Cette phrase éclaire tout le sport: gagner, être le premier. En regardant à la télévision quelques matchs, en entendant les « han » ponctuant les balles, le score qui se creuse, le suspense montant, la souffrance de celui qui perd peu à peu, je ne peux  que regretter qu’il y ait un vainqueur et un perdant. Malheur au vaincu, aurait dit Jules César face à Vercingétorix déposant ses armes devant lui. Là c’est la guerre, l’humiliation, l’enjeu des batailles. Mais dans le sport, qu’est-ce qui nous anime au point de voir joueurs et supporteurs se déchaîner ?
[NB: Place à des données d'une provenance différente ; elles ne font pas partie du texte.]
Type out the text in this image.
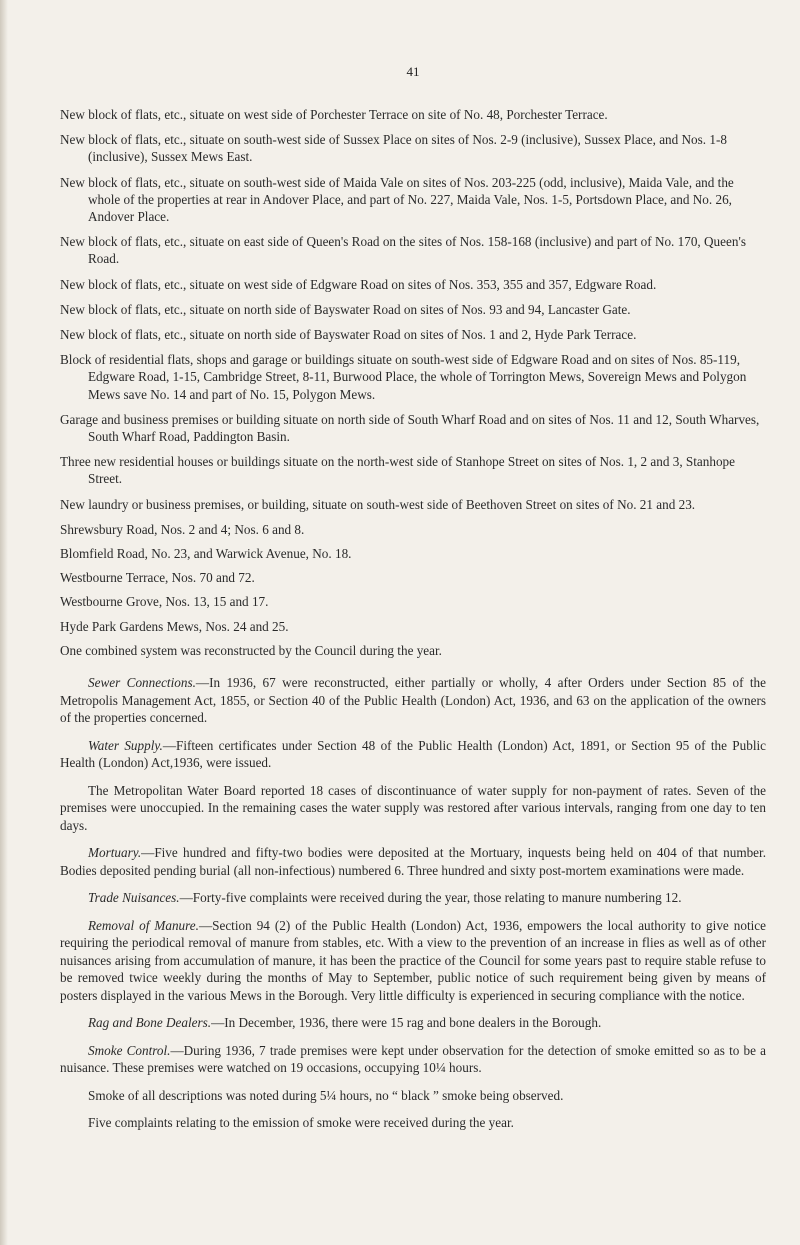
41

New block of flats, etc., situate on west side of Porchester Terrace on site of No. 48, Porchester Terrace.

New block of flats, etc., situate on south-west side of Sussex Place on sites of Nos. 2-9 (inclusive), Sussex Place, and Nos. 1-8 (inclusive), Sussex Mews East.

New block of flats, etc., situate on south-west side of Maida Vale on sites of Nos. 203-225 (odd, inclusive), Maida Vale, and the whole of the properties at rear in Andover Place, and part of No. 227, Maida Vale, Nos. 1-5, Portsdown Place, and No. 26, Andover Place.

New block of flats, etc., situate on east side of Queen's Road on the sites of Nos. 158-168 (inclusive) and part of No. 170, Queen's Road.

New block of flats, etc., situate on west side of Edgware Road on sites of Nos. 353, 355 and 357, Edgware Road.

New block of flats, etc., situate on north side of Bayswater Road on sites of Nos. 93 and 94, Lancaster Gate.

New block of flats, etc., situate on north side of Bayswater Road on sites of Nos. 1 and 2, Hyde Park Terrace.

Block of residential flats, shops and garage or buildings situate on south-west side of Edgware Road and on sites of Nos. 85-119, Edgware Road, 1-15, Cambridge Street, 8-11, Burwood Place, the whole of Torrington Mews, Sovereign Mews and Polygon Mews save No. 14 and part of No. 15, Polygon Mews.

Garage and business premises or building situate on north side of South Wharf Road and on sites of Nos. 11 and 12, South Wharves, South Wharf Road, Paddington Basin.

Three new residential houses or buildings situate on the north-west side of Stanhope Street on sites of Nos. 1, 2 and 3, Stanhope Street.

New laundry or business premises, or building, situate on south-west side of Beethoven Street on sites of No. 21 and 23.

Shrewsbury Road, Nos. 2 and 4; Nos. 6 and 8.

Blomfield Road, No. 23, and Warwick Avenue, No. 18.

Westbourne Terrace, Nos. 70 and 72.

Westbourne Grove, Nos. 13, 15 and 17.

Hyde Park Gardens Mews, Nos. 24 and 25.

One combined system was reconstructed by the Council during the year.

Sewer Connections.—In 1936, 67 were reconstructed, either partially or wholly, 4 after Orders under Section 85 of the Metropolis Management Act, 1855, or Section 40 of the Public Health (London) Act, 1936, and 63 on the application of the owners of the properties concerned.

Water Supply.—Fifteen certificates under Section 48 of the Public Health (London) Act, 1891, or Section 95 of the Public Health (London) Act,1936, were issued.

The Metropolitan Water Board reported 18 cases of discontinuance of water supply for non-payment of rates. Seven of the premises were unoccupied. In the remaining cases the water supply was restored after various intervals, ranging from one day to ten days.

Mortuary.—Five hundred and fifty-two bodies were deposited at the Mortuary, inquests being held on 404 of that number. Bodies deposited pending burial (all non-infectious) numbered 6. Three hundred and sixty post-mortem examinations were made.

Trade Nuisances.—Forty-five complaints were received during the year, those relating to manure numbering 12.

Removal of Manure.—Section 94 (2) of the Public Health (London) Act, 1936, empowers the local authority to give notice requiring the periodical removal of manure from stables, etc. With a view to the prevention of an increase in flies as well as of other nuisances arising from accumulation of manure, it has been the practice of the Council for some years past to require stable refuse to be removed twice weekly during the months of May to September, public notice of such requirement being given by means of posters displayed in the various Mews in the Borough. Very little difficulty is experienced in securing compliance with the notice.

Rag and Bone Dealers.—In December, 1936, there were 15 rag and bone dealers in the Borough.

Smoke Control.—During 1936, 7 trade premises were kept under observation for the detection of smoke emitted so as to be a nuisance. These premises were watched on 19 occasions, occupying 10¼ hours.

Smoke of all descriptions was noted during 5¼ hours, no “ black ” smoke being observed.

Five complaints relating to the emission of smoke were received during the year.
A ces moments, nos sentiments sont contradictoires, voir Castres l’emporter sur le favori Toulon, voir l’outsider battre le champion sont un plaisir, mais voir perdre celui qui a si longtemps dominé le court de tennis! C’est bien me dit la psy, normal, cela permet le changement. Ce soir à Roland-Garros, le champion bat l’outsider. Le suisse Roger Federer « sort » le français Gilles Simon dans un beau match ou les deux joueurs nous ont fait vibrer. Je connais maintenant le prénom de Gilles, dit le vainqueur avec justesse. Le public français applaudit avec chaleur le suisse. Gilles Simon remercie la chance qui lui a permis de jouer contre le champion. Federer a déjà des mots pour évoquer ceux qui lui succéderont, peut-être celui qu’il a battu aujourd’hui. Et la victoire de l’un et la défaite de l’autre sont jolies.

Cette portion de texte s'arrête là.